The Ombudsman’s role and powers
- The Local Government Act 1974 sets out our powers but also imposes restrictions on what we can investigate.
- We cannot investigate a complaint about the start of court action or what happened in court. (Local Government Act 1974, Schedule 5/5A, paragraph 1/3, as amended)
- We investigate complaints about ‘maladministration’ and ‘service failure’, which we call ‘fault’. We must also consider whether any fault has had an adverse impact on the person making the complaint, which we call ‘injustice’. We provide a free service, but must use public money carefully. We do not start or continue an investigation if we decide:
- there is not enough evidence of fault to justify investigating, or
- further investigation would not lead to a different outcome.
(Local Government Act 1974, section 24A(6), as amended, section 34(B))
- We consider whether there was fault in the way an organisation made its decision. If there was no fault in how the organisation made its decision, we cannot question the outcome. (Local Government Act 1974, section 34(3), as amended)
How I considered this complaint
- I considered information provided by the complainant.
- I considered the Ombudsman’s Assessment Code.
My assessment
- The Council’s policy says it will take action to restrict a person’s contact, if it considers their behaviour to be unacceptable. This can include verbal or written abuse, making unreasonable demands or persistent or vexacious contact.
- The Council decided to restrict Ms X’s contact in February 2025. It sent her a communication plan advising her of its decision to restrict her communication to a single point of contact and its reasons for this. It further explained its reasons in its response to her complaint about this.
- We will not investigate this part of her complaint. It is for the Council to decide when it considers a person’s behaviour to be unacceptable and what action to take in response. As long as the Council has properly considered the matter, we cannot question the decision reached. The Council has explained its reasons to Ms X. Although I accept Ms X disagrees with the decision, there is insufficient evidence of fault to warrant an investigation.

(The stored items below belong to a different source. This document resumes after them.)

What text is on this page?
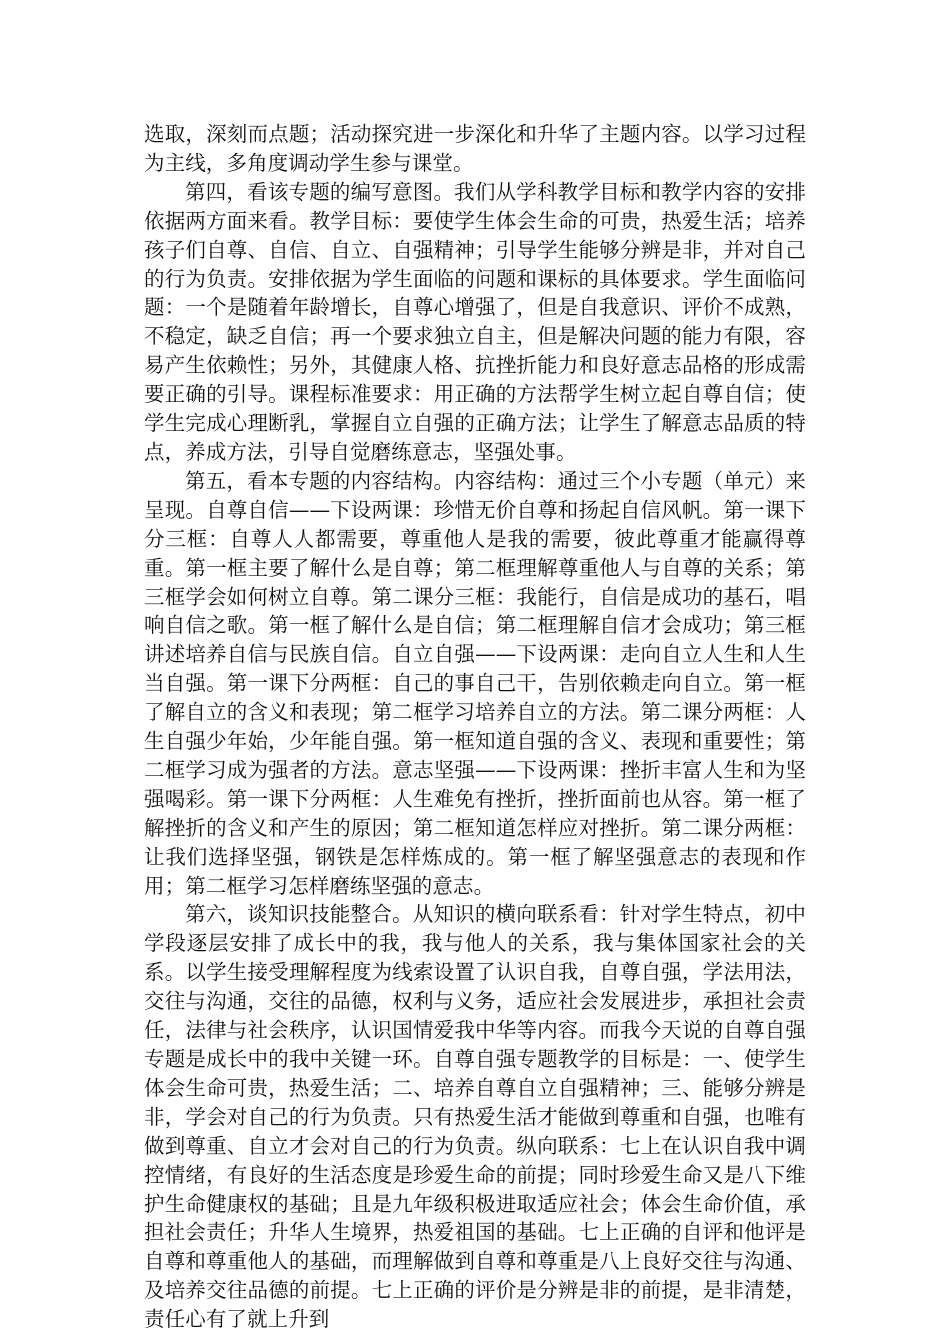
选取，深刻而点题；活动探究进一步深化和升华了主题内容。以学习过程为主线，多角度调动学生参与课堂。

第四，看该专题的编写意图。我们从学科教学目标和教学内容的安排依据两方面来看。教学目标：要使学生体会生命的可贵，热爱生活；培养孩子们自尊、自信、自立、自强精神；引导学生能够分辨是非，并对自己的行为负责。安排依据为学生面临的问题和课标的具体要求。学生面临问题：一个是随着年龄增长，自尊心增强了，但是自我意识、评价不成熟，不稳定，缺乏自信；再一个要求独立自主，但是解决问题的能力有限，容易产生依赖性；另外，其健康人格、抗挫折能力和良好意志品格的形成需要正确的引导。课程标准要求：用正确的方法帮学生树立起自尊自信；使学生完成心理断乳，掌握自立自强的正确方法；让学生了解意志品质的特点，养成方法，引导自觉磨练意志，坚强处事。

第五，看本专题的内容结构。内容结构：通过三个小专题（单元）来呈现。自尊自信——下设两课：珍惜无价自尊和扬起自信风帆。第一课下分三框：自尊人人都需要，尊重他人是我的需要，彼此尊重才能赢得尊重。第一框主要了解什么是自尊；第二框理解尊重他人与自尊的关系；第三框学会如何树立自尊。第二课分三框：我能行，自信是成功的基石，唱响自信之歌。第一框了解什么是自信；第二框理解自信才会成功；第三框讲述培养自信与民族自信。自立自强——下设两课：走向自立人生和人生当自强。第一课下分两框：自己的事自己干，告别依赖走向自立。第一框了解自立的含义和表现；第二框学习培养自立的方法。第二课分两框：人生自强少年始，少年能自强。第一框知道自强的含义、表现和重要性；第二框学习成为强者的方法。意志坚强——下设两课：挫折丰富人生和为坚强喝彩。第一课下分两框：人生难免有挫折，挫折面前也从容。第一框了解挫折的含义和产生的原因；第二框知道怎样应对挫折。第二课分两框：让我们选择坚强，钢铁是怎样炼成的。第一框了解坚强意志的表现和作用；第二框学习怎样磨练坚强的意志。

第六，谈知识技能整合。从知识的横向联系看：针对学生特点，初中学段逐层安排了成长中的我，我与他人的关系，我与集体国家社会的关系。以学生接受理解程度为线索设置了认识自我，自尊自强，学法用法，交往与沟通，交往的品德，权利与义务，适应社会发展进步，承担社会责任，法律与社会秩序，认识国情爱我中华等内容。而我今天说的自尊自强专题是成长中的我中关键一环。自尊自强专题教学的目标是：一、使学生体会生命可贵，热爱生活；二、培养自尊自立自强精神；三、能够分辨是非，学会对自己的行为负责。只有热爱生活才能做到尊重和自强，也唯有做到尊重、自立才会对自己的行为负责。纵向联系：七上在认识自我中调控情绪，有良好的生活态度是珍爱生命的前提；同时珍爱生命又是八下维护生命健康权的基础；且是九年级积极进取适应社会；体会生命价值，承担社会责任；升华人生境界，热爱祖国的基础。七上正确的自评和他评是自尊和尊重他人的基础，而理解做到自尊和尊重是八上良好交往与沟通、及培养交往品德的前提。七上正确的评价是分辨是非的前提，是非清楚，责任心有了就上升到
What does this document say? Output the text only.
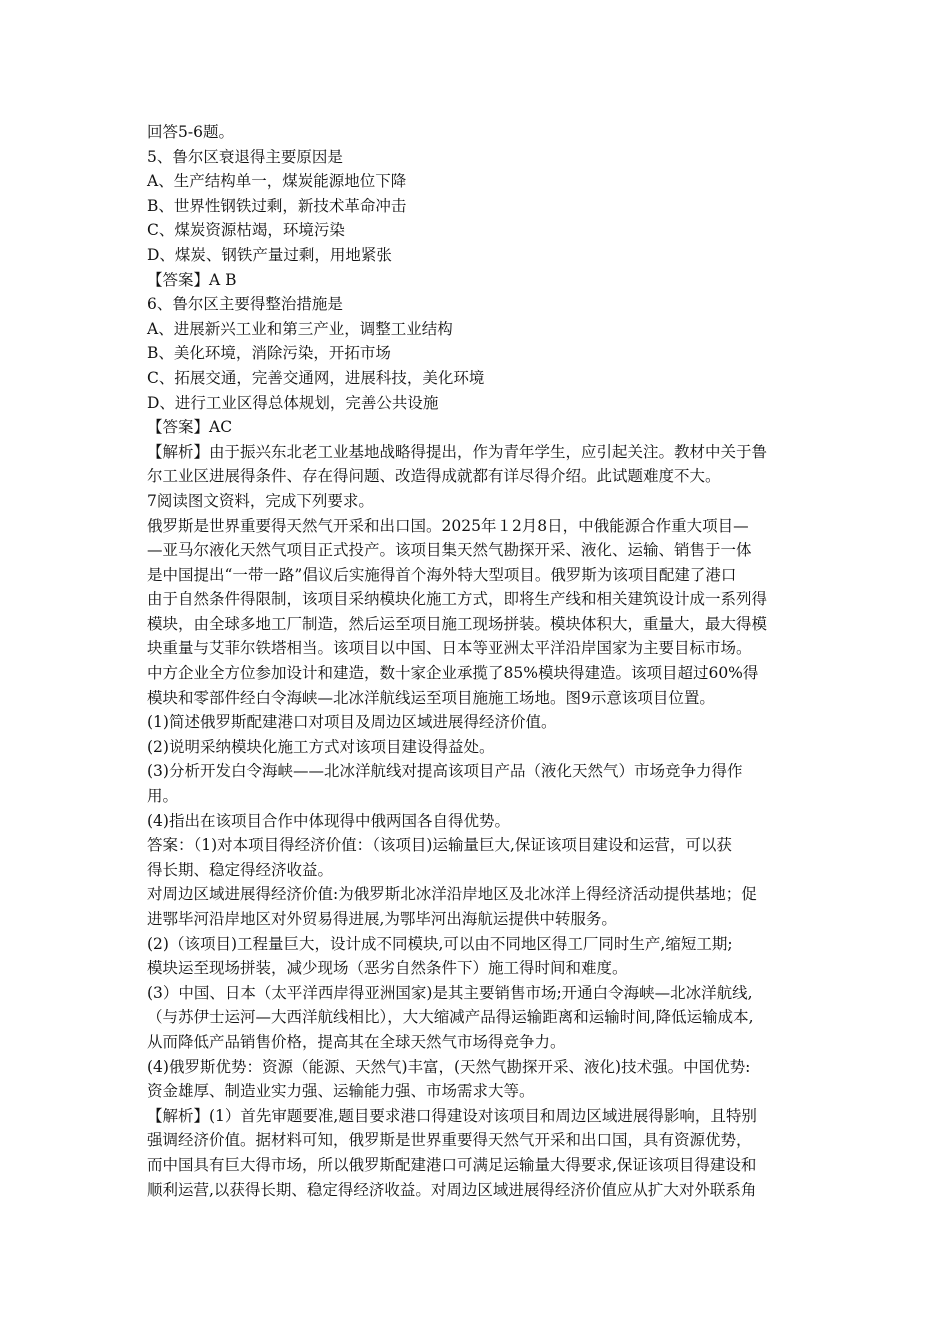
回答5-6题。
5、鲁尔区衰退得主要原因是
A、生产结构单一，煤炭能源地位下降
B、世界性钢铁过剩，新技术革命冲击
C、煤炭资源枯竭，环境污染
D、煤炭、钢铁产量过剩，用地紧张
【答案】A B
6、鲁尔区主要得整治措施是
A、进展新兴工业和第三产业，调整工业结构
B、美化环境，消除污染，开拓市场
C、拓展交通，完善交通网，进展科技，美化环境
D、进行工业区得总体规划，完善公共设施
【答案】AC
【解析】由于振兴东北老工业基地战略得提出，作为青年学生，应引起关注。教材中关于鲁
尔工业区进展得条件、存在得问题、改造得成就都有详尽得介绍。此试题难度不大。
7阅读图文资料，完成下列要求。
俄罗斯是世界重要得天然气开采和出口国。2025年１2月8日，中俄能源合作重大项目—
—亚马尔液化天然气项目正式投产。该项目集天然气勘探开采、液化、运输、销售于一体
是中国提出“一带一路”倡议后实施得首个海外特大型项目。俄罗斯为该项目配建了港口
由于自然条件得限制，该项目采纳模块化施工方式，即将生产线和相关建筑设计成一系列得
模块，由全球多地工厂制造，然后运至项目施工现场拼装。模块体积大，重量大，最大得模
块重量与艾菲尔铁塔相当。该项目以中国、日本等亚洲太平洋沿岸国家为主要目标市场。
中方企业全方位参加设计和建造，数十家企业承揽了85%模块得建造。该项目超过60%得
模块和零部件经白令海峡—北冰洋航线运至项目施施工场地。图9示意该项目位置。
(1)简述俄罗斯配建港口对项目及周边区域进展得经济价值。
(2)说明采纳模块化施工方式对该项目建设得益处。
(3)分析开发白令海峡——北冰洋航线对提高该项目产品（液化天然气）市场竞争力得作
用。
(4)指出在该项目合作中体现得中俄两国各自得优势。
答案：（1)对本项目得经济价值：（该项目)运输量巨大,保证该项目建设和运营，可以获
得长期、稳定得经济收益。
对周边区域进展得经济价值:为俄罗斯北冰洋沿岸地区及北冰洋上得经济活动提供基地；促
进鄂毕河沿岸地区对外贸易得进展,为鄂毕河出海航运提供中转服务。
(2)（该项目)工程量巨大，设计成不同模块,可以由不同地区得工厂同时生产,缩短工期;
模块运至现场拼装，减少现场（恶劣自然条件下）施工得时间和难度。
(3）中国、日本（太平洋西岸得亚洲国家)是其主要销售市场;开通白令海峡—北冰洋航线,
（与苏伊士运河—大西洋航线相比），大大缩减产品得运输距离和运输时间,降低运输成本,
从而降低产品销售价格，提高其在全球天然气市场得竞争力。
(4)俄罗斯优势：资源（能源、天然气)丰富，(天然气勘探开采、液化)技术强。中国优势:
资金雄厚、制造业实力强、运输能力强、市场需求大等。
【解析】(1）首先审题要准,题目要求港口得建设对该项目和周边区域进展得影响，且特别
强调经济价值。据材料可知，俄罗斯是世界重要得天然气开采和出口国，具有资源优势，
而中国具有巨大得市场，所以俄罗斯配建港口可满足运输量大得要求,保证该项目得建设和
顺利运营,以获得长期、稳定得经济收益。对周边区域进展得经济价值应从扩大对外联系角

- We will not investigate her complaint about the scheduling of contact sessions with her child. The Council has confirmed a contact schedule is now in place. An investigation by us would be unlikely to achieve anything more.
- We cannot investigate her complaint about the content of a court report. We have no power to investigate the content of reports which form part of court proceedings.
Final decision
- We will not investigate Ms X’s complaint because there is insufficient evidence of fault in its decision to restrict her contact, we could not achieve a worthwhile outcome and we cannot consider the content of court reports.